NTU’s members were elated to see lawmakers come together in a bipartisan fashion last year in enacting a statutory codification of NTA’s version of the Taxpayer Bill of Rights, via the extenders legislation. But H.R. 1828, as well as other reforms being developed in the Senate Finance Committee (and discussed during an April markup) merits the Subcommittee’s attention. Among these was an amendment developed by Senators Grassley, Thune, and Cardin to tax identity theft legislation. Although it was authored prior to the extenders legislation’s codification of the Taxpayer Bill of Rights, the remainder of this amendment could still answer to many purposes under discussion in today’s hearing. Highly desirable elements include clarified lien notice filing procedures, expedited “hardship” relief for businesses subjected to levies, and a new consultation requirement that will ensure that the IRS bureaucracy seeks early, systematic input from the Taxpayer Advocate before new regulations are published.
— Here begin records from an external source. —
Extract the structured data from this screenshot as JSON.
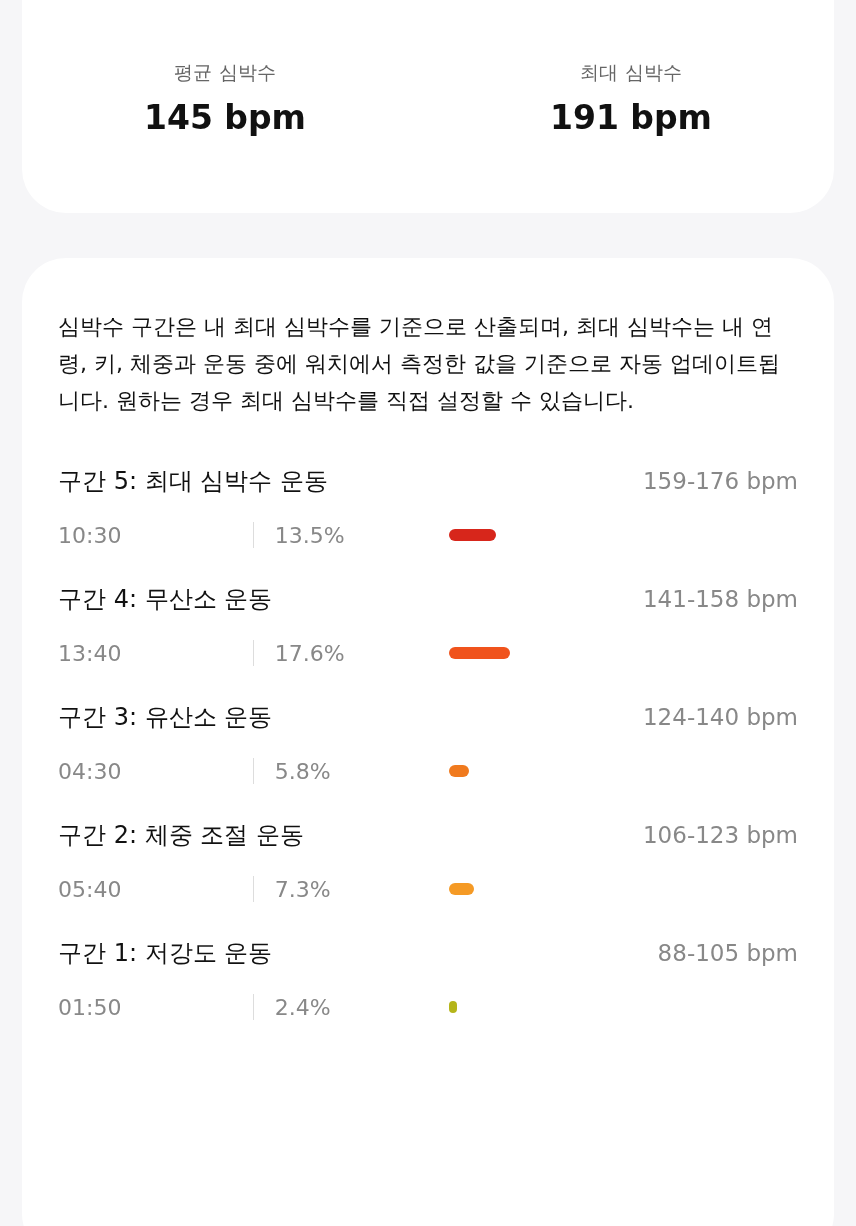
{
  "summary": [
    {
      "label": "평균 심박수",
      "value": "145 bpm"
    },
    {
      "label": "최대 심박수",
      "value": "191 bpm"
    }
  ],
  "description": "심박수 구간은 내 최대 심박수를 기준으로 산출되며, 최대 심박수는 내 연령, 키, 체중과 운동 중에 워치에서 측정한 값을 기준으로 자동 업데이트됩니다. 원하는 경우 최대 심박수를 직접 설정할 수 있습니다.",
  "zones": [
    {
      "title": "구간 5: 최대 심박수 운동",
      "range": "159-176 bpm",
      "time": "10:30",
      "percent": "13.5%",
      "color": "#d7261b"
    },
    {
      "title": "구간 4: 무산소 운동",
      "range": "141-158 bpm",
      "time": "13:40",
      "percent": "17.6%",
      "color": "#f0531c"
    },
    {
      "title": "구간 3: 유산소 운동",
      "range": "124-140 bpm",
      "time": "04:30",
      "percent": "5.8%",
      "color": "#f07a1e"
    },
    {
      "title": "구간 2: 체중 조절 운동",
      "range": "106-123 bpm",
      "time": "05:40",
      "percent": "7.3%",
      "color": "#f59a25"
    },
    {
      "title": "구간 1: 저강도 운동",
      "range": "88-105 bpm",
      "time": "01:50",
      "percent": "2.4%",
      "color": "#b5b51a"
    }
  ]
}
Finally, I must remind the Subcommittee that there are still judicial areas to explore in the quest to improve taxpayer rights. Although the laws provided for certain exceptions, citizens still generally cannot enforce their rights in court until after they have been violated. Under Section 7421 of the Internal Revenue Code, no lawsuit can be brought by any person in any court for the purpose of restraining the assessment or collection of a tax, except under limited circumstances. The case law around the Anti-Injunction Act further impedes the ability to restrain the collection of the tax. Moreover, the Declaratory Relief Act, which allows citizens to file a suit that can persuade a court to declare their rights, indicates that the law applies “except with respect to federal taxes.” The Federal Tort Claims Act presents additional barriers to tax-related controversies.

It is critical to move as many of these reforms as possible to the President’s desk quickly; they need not, and should not, languish until the next Congress.


Conclusion: Diverse Businesses, Common Concerns

Small business owners and self-employed individuals have varying reactions to the examination process, from relative calm, to annoyance, to great apprehension. I have even made the acquaintance of a writer – Stanley Rich – who staged a theater production parodying his own audit experience, entitled “Taxpayer! Taxpayer!”. But across this emotional gamut, there are substantive policy matters that both Congress and the Executive Branch should address now. Members of the Subcommittee should be at the center of this effort, and can have a tremendously positive influence on behalf of small business taxpayers. NTU’s staff and supporters stand ready to assist you.

I am most grateful to all of you for engaging in this hearing and for devoting so much attention to these lengthy remarks.